We realized ITSI's benefits immediately after it was deployed. When the COVID pandemic broke out, it kicked off a lot of crazy stuff within the UK. Having a powerful tool to aggregate data and allow real-time monitoring helped our campaign.
ITSI can help us right-size resources, but it depends on how you do things. We have a culture, and Splunk told us not to do this because they have different methods and stuff. In ITSM, you skim what you need at the source and then push that into Splunk. Having that as the centralized logging analytic is great for that, especially when so many things are tied to ingestion, storage, etc. However, for what we do, it leaves much to be desired. You're talking about an enterprise solution on the scale of the NHS with multiple people, contractors, and all these moving parts. Some services do it well where they only send in what you need. Some services just dump everything. You've got a load of load of logs. We can right size appropriately, but it's just yeah. For us, it's it's not really done now as well, I think.
ITSI has helped us streamline our incident management. We have a 24/7 service team working around the clock, responding to alerts that Splunk produces. It's linked to ServiceNow, our service management tool. When the team inputs all the information from Splunk into these tickets, they're raised in ServiceNow. Previously, we used software called Cherwell that looked horrendous. This helps bring the package together.
We've reduced our alerts, but it requires a conscious effort to configure them. That depends on how you use the platform. It goes back to getting the right metrics out of the logs that you're producing. The tool itself is powerful, but if you don't use it properly, things can be a bit noisy, and this is quite noisy, whereas that's down to our configuration sometimes.

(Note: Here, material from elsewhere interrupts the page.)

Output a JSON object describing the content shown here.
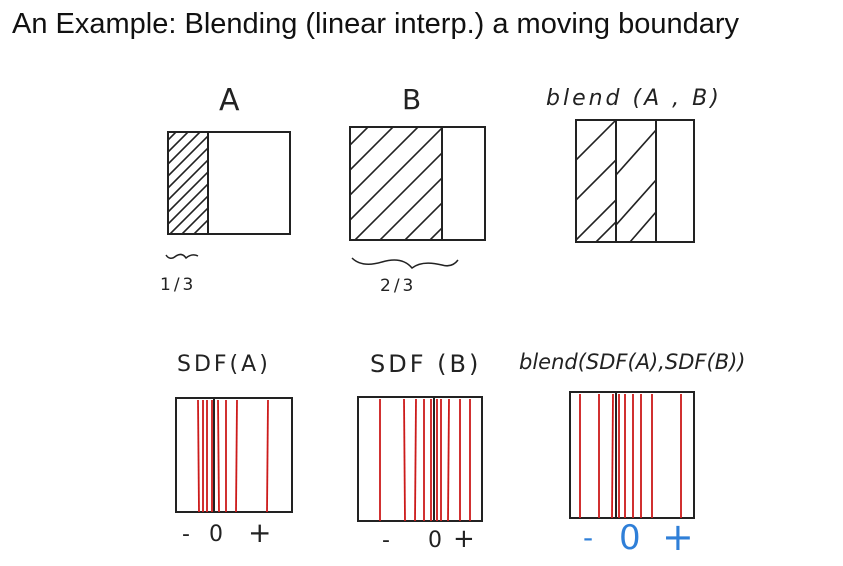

Reducing alert noise also takes some tweaking. You've got KPIs and correlation searches that are great for real-time monitoring, but if you set them up immediately, you will get a lot of noise anyway. It depends on how you configure it. They have a couple of tools in the forwarders to say you're only ingesting alert logs or error logs, so you pick up on whatever those error logs would trigger.
It would help to give you accuracy in your ITSI alert noise. However, it might get a bit noisy if you've got more than that and they're not configured into the perfect use case you need. Overall, it's been a conscious effort to ensure we've got our stuff configured right.
It has reduced our mean detection time. For Microsoft/CloudStrike stuff, we can have an SLA as short as three minutes. The feeds are coming in quickly, so our detection time is between three and 10 minutes. For major outages, an SLA of a few minutes is good, especially when it's not a cyber-level threat.
The resolution time is determined by how quickly we can pass the detection along to the IT team and triage the logs to determine the issue. We've had quite quick resolutions because everything's partitioned in a way where it is specifically service-bound. You can look through the data and specific areas. You can optimize these things. The search system in Splunk is powerful and helps speed up resolutions.
ITSI helps to automate routine tasks. That's what the safe searches are for. It's a complete package with Splunk Cloud and ITSI for deeper drill-downs, but not everyone can access the ITSI dashboard all day. Automation helps us get these alert structures, especially at night. When you've got a file that's meant to come in at 3 a.m., you don't need someone waiting around to look at that.
This is what those alerts and automation are for. You can put custom wrappers around stuff. It's a custom output. However, Splunk is trying to make something more standardized at the moment. It saves our IT services multiple hours a week because you don't have to do tasks or sit and look through dashboards to ensure everything is all right. These constant checks every five minutes add up over the week, so that equals tens of hours a week for a lot of different services.